Tiene este poder la Palabra de Dios ¿y quien nos da la Palabra de
Dios? Nuestra Madre la Iglesia. Nos amamanta desde niños con esta
Palabra, nos alimenta toda la vida con esta Palabra ¡Esto es grande! Es la
Madre Iglesia la que con la Palabra de Dios nos cambia desde dentro. La Palabra
de Dios que nos da la Madre Iglesia nos transforma, hace que nuestra humanidad
no palpite según la carne sino según el Espíritu.
En sus cuidados maternos, la Iglesia se esfuerza en mostrar a los creyentes el
camino que hay que recorrer para vivir una existencia fecunda de alegría y de paz.
Iluminados con la luz del Evangelio y sostenidos por la gracia de los
Sacramentos, especialmente la Eucaristía, podemos orientar nuestras elecciones
al bien y atravesar con valentía y esperanza los momentos de oscuridad y los
senderos más tortuosos, que existen, en la vida existen. El camino de
salvación, a través del cual la Iglesia nos guía y nos acompaña con la fuerza
del Evangelio y el apoyo de los Sacramentos, nos da la capacidad de defendernos
del mal. La Iglesia tiene la valentía de una madre que sabe defender a sus
propios hijos de los peligros que derivan de la presencia de satanás en el
mundo, para llevarnos al encuentro con Jesús.
Una madre siempre defiende a los
hijos.
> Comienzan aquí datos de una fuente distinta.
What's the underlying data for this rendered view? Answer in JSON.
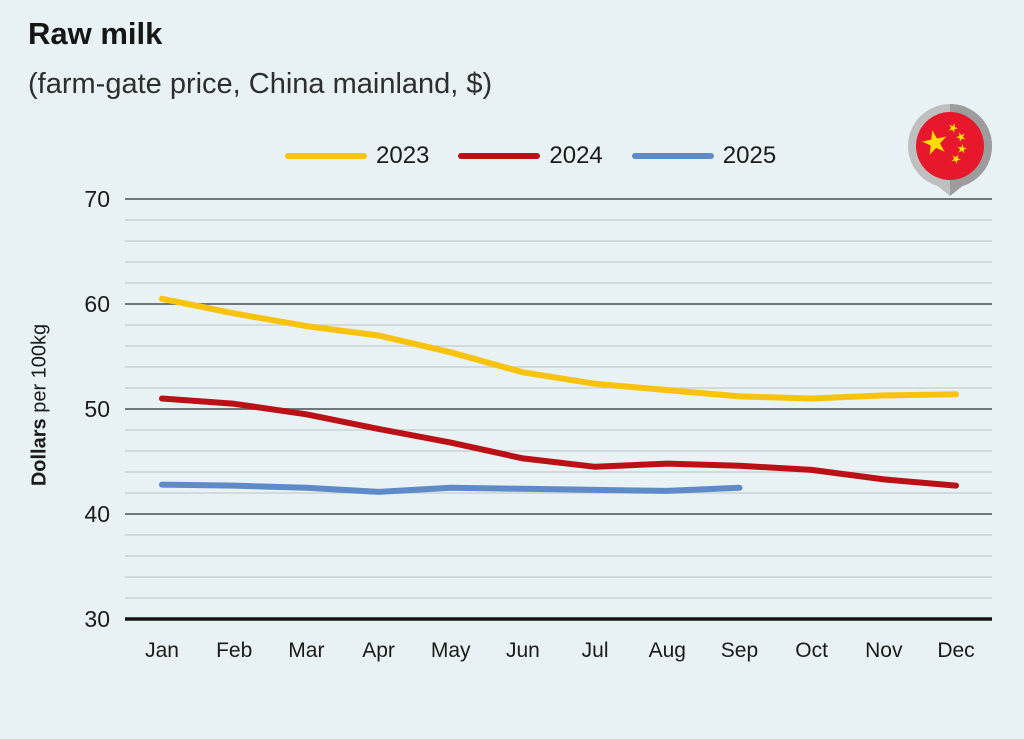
{
  "header": {
    "title": "Raw milk",
    "subtitle": "(farm-gate price, China mainland, $)"
  },
  "ylabel": {
    "bold_part": "Dollars",
    "regular_part": " per 100kg"
  },
  "icon": {
    "name": "china-flag-location-pin"
  },
  "colors": {
    "background": "#e8f1f3",
    "grid_minor": "#c3ced2",
    "grid_major": "#70777a",
    "axis_bottom": "#141414",
    "text": "#1b1b1b",
    "flag_red": "#e7182b",
    "flag_yellow": "#ffde00",
    "pin_gray_light": "#bfbfbf",
    "pin_gray_dark": "#9c9c9c"
  },
  "chart_data": {
    "type": "line",
    "title": "Raw milk",
    "subtitle": "(farm-gate price, China mainland, $)",
    "ylabel": "Dollars per 100kg",
    "xlabel": "",
    "categories": [
      "Jan",
      "Feb",
      "Mar",
      "Apr",
      "May",
      "Jun",
      "Jul",
      "Aug",
      "Sep",
      "Oct",
      "Nov",
      "Dec"
    ],
    "ylim": [
      30,
      70
    ],
    "yticks": [
      30,
      40,
      50,
      60,
      70
    ],
    "minor_grid_step": 2,
    "grid": true,
    "legend_position": "top",
    "series": [
      {
        "name": "2023",
        "color": "#f9c20d",
        "values": [
          60.5,
          59.1,
          57.9,
          57.0,
          55.4,
          53.5,
          52.4,
          51.8,
          51.2,
          51.0,
          51.3,
          51.4
        ]
      },
      {
        "name": "2024",
        "color": "#bb1016",
        "values": [
          51.0,
          50.5,
          49.5,
          48.1,
          46.8,
          45.3,
          44.5,
          44.8,
          44.6,
          44.2,
          43.3,
          42.7
        ]
      },
      {
        "name": "2025",
        "color": "#5e8ac7",
        "values": [
          42.8,
          42.7,
          42.5,
          42.1,
          42.5,
          42.4,
          42.3,
          42.2,
          42.5,
          null,
          null,
          null
        ]
      }
    ]
  }
}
Esta defensa consiste también en la exhortación a estar vigilantes, vigilar
contra el engaño y la seducción del maligno. Porque aunque Dios ha vencido a
satanás, este vuelve siempre con sus tentaciones, lo sabemos todos nosotros,
hemos sido tentados, somos tentados. Él viene “como león rugiente da vueltas
buscando a quien devorar” dice Pedro (1Pe 5,8).
Nos corresponde a nosotros el
no ser ingenuos, vigilar y resistir firmes en la fe. Resistir con los consejos
de la madre, resistir con la ayuda de la Madre Iglesia. Como buena madre
siempre acompaña a sus hijos en los momentos difíciles.